In the 2013-14 budget, we took a pretty difficult—but we thought necessary—decision to increase the general EMSN threshold from $1,248.70 to $2,000. I commend the government for taking up Labor's budgetary item in 2013-14 and carrying this out. We maintained threshold concessions so that those who require them the most—pensioners and low-income families—will continue to benefit from them. We took a principled decision on the basis of equity in relation to this issue. I wish the current government had also looked at issues of equity and fairness in their current budget. That does not seem to have been a focus of their current budget, particularly in areas of health and ageing.

We means tested the private health insurance rebate also in relation to this space, and we reduced the rate paid to those on the highest income. That measure was forecast to save $2.78 billion over the forward estimates. I notice that some people opposite—including the member for Bowman who I might have heard talk about class warfare and all kinds of stuff when we did that—have not really altered what we were doing in relation to this space. They claim that the means testing of the private health insurance rebate would cause millions to drop out of private health insurance, but that was wrong of course. Over 120,000 people took out private health insurance in the six months following the introduction of means testing.

So we made some changes. We also did a number of things including the phasing out of the net medical expenses tax offset by 2019. In government we invested massively in health and ageing. We did the $4.6 billion dental reform package, we did some landmark reforms in terms of mental health and prevention—$2.2 billion—yet the current government seems to have adopted complete abdication of preventative health. They are getting rid of the Australian National Preventive Health Agency and cutting funding everywhere across the forward estimates in relation to preventative health programs in alcohol, drugs, tobacco et cetera.
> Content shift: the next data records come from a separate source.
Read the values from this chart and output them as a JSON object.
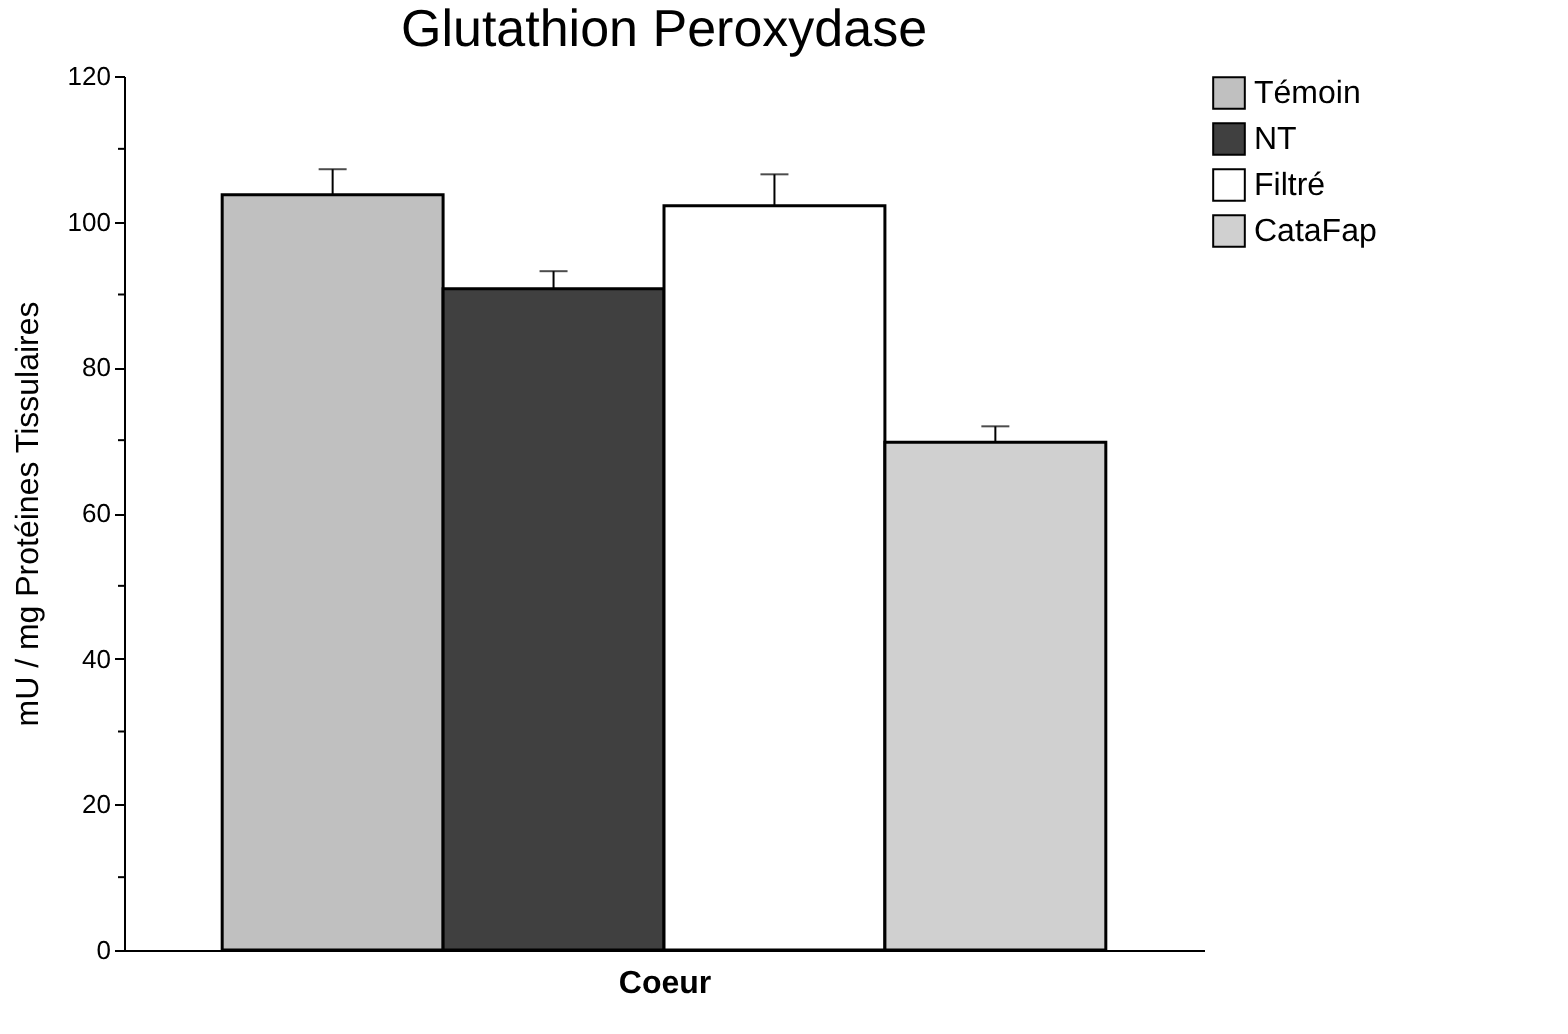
{
  "chart_data": {
    "type": "bar",
    "title": "Glutathion Peroxydase",
    "xlabel": "Coeur",
    "ylabel": "mU / mg Protéines Tissulaires",
    "categories": [
      null
    ],
    "series": [
      {
        "name": "Témoin",
        "color": "#c0c0c0",
        "values": [
          103.7
        ],
        "errors": [
          3.5
        ]
      },
      {
        "name": "NT",
        "color": "#404040",
        "values": [
          90.8
        ],
        "errors": [
          2.4
        ]
      },
      {
        "name": "Filtré",
        "color": "#ffffff",
        "values": [
          102.2
        ],
        "errors": [
          4.3
        ]
      },
      {
        "name": "CataFap",
        "color": "#d0d0d0",
        "values": [
          69.7
        ],
        "errors": [
          2.2
        ]
      }
    ],
    "ylim": [
      0,
      120
    ],
    "yticks": [
      0,
      {
        "value": 10,
        "label": null
      },
      20,
      {
        "value": 30,
        "label": null
      },
      40,
      {
        "value": 50,
        "label": null
      },
      60,
      {
        "value": 70,
        "label": null
      },
      80,
      {
        "value": 90,
        "label": null
      },
      100,
      {
        "value": 110,
        "label": null
      },
      120
    ],
    "legend": "top right",
    "grid": false
  }
}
This is a particularly important piece of legislation that we think was important as a budget measure. I commend the current government for doing it. It implements a policy decision of our government. It was a tough decision. It was a fair decision in order to maintain the financial sustainability of the health budget, and we on this side of the chamber are always the party of financial prudence.

Those opposite, in the last financial year, have increased the debt and deficit in this country. If you look at the Pre-Election Fiscal Outlook, there was $30.1 billion debt under us and under this mob it is $49.9 billion. They are the party of financial profligacy. We on this side made the hard decisions in health, private health insurance and the increase in the threshold that is here in this legislation. Those opposite always whinge and complain and carp, but the legislation before the chamber is an important but fair decision.
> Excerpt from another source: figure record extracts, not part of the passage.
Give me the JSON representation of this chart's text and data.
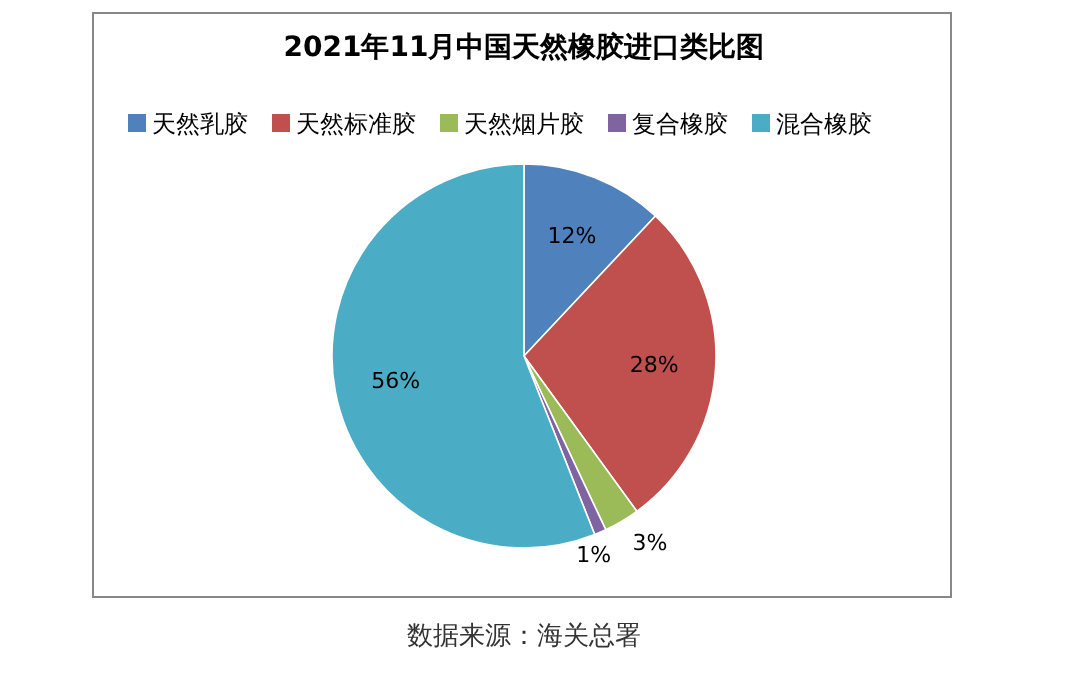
{
  "chart_data": {
    "type": "pie",
    "title": "2021年11月中国天然橡胶进口类比图",
    "categories": [
      "天然乳胶",
      "天然标准胶",
      "天然烟片胶",
      "复合橡胶",
      "混合橡胶"
    ],
    "values": [
      12,
      28,
      3,
      1,
      56
    ],
    "colors": [
      "#4f81bd",
      "#c0504d",
      "#9bbb59",
      "#8064a2",
      "#4bacc6"
    ],
    "value_labels": [
      "12%",
      "28%",
      "3%",
      "1%",
      "56%"
    ],
    "legend": "top",
    "annotations": [
      "数据来源：海关总署"
    ]
  }
}
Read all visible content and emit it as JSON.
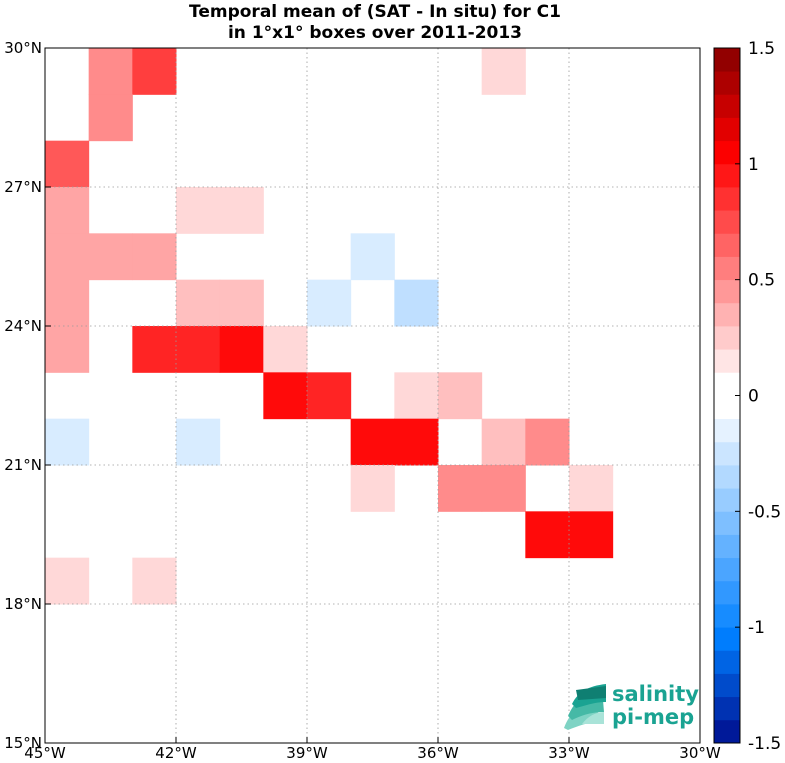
{
  "chart_data": {
    "type": "heatmap",
    "title": [
      "Temporal mean of (SAT - In situ) for C1",
      "in 1°x1° boxes over 2011-2013"
    ],
    "xlabel": "",
    "ylabel": "",
    "x_range": [
      -45,
      -30
    ],
    "y_range": [
      15,
      30
    ],
    "x_ticks": [
      {
        "value": -45,
        "label": "45°W"
      },
      {
        "value": -42,
        "label": "42°W"
      },
      {
        "value": -39,
        "label": "39°W"
      },
      {
        "value": -36,
        "label": "36°W"
      },
      {
        "value": -33,
        "label": "33°W"
      },
      {
        "value": -30,
        "label": "30°W"
      }
    ],
    "y_ticks": [
      {
        "value": 15,
        "label": "15°N"
      },
      {
        "value": 18,
        "label": "18°N"
      },
      {
        "value": 21,
        "label": "21°N"
      },
      {
        "value": 24,
        "label": "24°N"
      },
      {
        "value": 27,
        "label": "27°N"
      },
      {
        "value": 30,
        "label": "30°N"
      }
    ],
    "grid": true,
    "cell_size_deg": 1,
    "colorbar": {
      "range": [
        -1.5,
        1.5
      ],
      "levels": 30,
      "ticks": [
        {
          "value": 1.5,
          "label": "1.5"
        },
        {
          "value": 1,
          "label": "1"
        },
        {
          "value": 0.5,
          "label": "0.5"
        },
        {
          "value": 0,
          "label": "0"
        },
        {
          "value": -0.5,
          "label": "-0.5"
        },
        {
          "value": -1,
          "label": "-1"
        },
        {
          "value": -1.5,
          "label": "-1.5"
        }
      ],
      "placement": "right"
    },
    "cells": [
      {
        "lon": -44,
        "lat": 29,
        "value": 0.45
      },
      {
        "lon": -43,
        "lat": 29,
        "value": 0.75
      },
      {
        "lon": -35,
        "lat": 29,
        "value": 0.15
      },
      {
        "lon": -44,
        "lat": 28,
        "value": 0.45
      },
      {
        "lon": -45,
        "lat": 27,
        "value": 0.65
      },
      {
        "lon": -45,
        "lat": 26,
        "value": 0.35
      },
      {
        "lon": -42,
        "lat": 26,
        "value": 0.15
      },
      {
        "lon": -41,
        "lat": 26,
        "value": 0.15
      },
      {
        "lon": -45,
        "lat": 25,
        "value": 0.35
      },
      {
        "lon": -44,
        "lat": 25,
        "value": 0.35
      },
      {
        "lon": -43,
        "lat": 25,
        "value": 0.35
      },
      {
        "lon": -38,
        "lat": 25,
        "value": -0.15
      },
      {
        "lon": -45,
        "lat": 24,
        "value": 0.35
      },
      {
        "lon": -42,
        "lat": 24,
        "value": 0.25
      },
      {
        "lon": -41,
        "lat": 24,
        "value": 0.25
      },
      {
        "lon": -39,
        "lat": 24,
        "value": -0.15
      },
      {
        "lon": -37,
        "lat": 24,
        "value": -0.25
      },
      {
        "lon": -45,
        "lat": 23,
        "value": 0.35
      },
      {
        "lon": -43,
        "lat": 23,
        "value": 0.85
      },
      {
        "lon": -42,
        "lat": 23,
        "value": 0.85
      },
      {
        "lon": -41,
        "lat": 23,
        "value": 0.95
      },
      {
        "lon": -40,
        "lat": 23,
        "value": 0.15
      },
      {
        "lon": -40,
        "lat": 22,
        "value": 0.95
      },
      {
        "lon": -39,
        "lat": 22,
        "value": 0.85
      },
      {
        "lon": -37,
        "lat": 22,
        "value": 0.15
      },
      {
        "lon": -36,
        "lat": 22,
        "value": 0.25
      },
      {
        "lon": -45,
        "lat": 21,
        "value": -0.15
      },
      {
        "lon": -42,
        "lat": 21,
        "value": -0.15
      },
      {
        "lon": -38,
        "lat": 21,
        "value": 0.95
      },
      {
        "lon": -37,
        "lat": 21,
        "value": 0.95
      },
      {
        "lon": -35,
        "lat": 21,
        "value": 0.25
      },
      {
        "lon": -34,
        "lat": 21,
        "value": 0.45
      },
      {
        "lon": -38,
        "lat": 20,
        "value": 0.15
      },
      {
        "lon": -36,
        "lat": 20,
        "value": 0.45
      },
      {
        "lon": -35,
        "lat": 20,
        "value": 0.45
      },
      {
        "lon": -33,
        "lat": 20,
        "value": 0.15
      },
      {
        "lon": -34,
        "lat": 19,
        "value": 0.95
      },
      {
        "lon": -33,
        "lat": 19,
        "value": 0.95
      },
      {
        "lon": -45,
        "lat": 18,
        "value": 0.15
      },
      {
        "lon": -43,
        "lat": 18,
        "value": 0.15
      }
    ]
  },
  "logo": {
    "line1": "salinity",
    "line2": "pi-mep",
    "color": "#1aa392"
  }
}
We protected those most at risk—low-economic status low-income families and pensioners—by the budget decision we made in 2013-14. The current government has picked up that point and I commend them for it. But they hit them hard at every turn in this deceitful and betraying budget, making health care more expensive and less accessible. Frankly, I think that is a shame, a tragedy and a disgrace. I commend them for this legislation but not for the broken promises on health cuts and taxes across the board.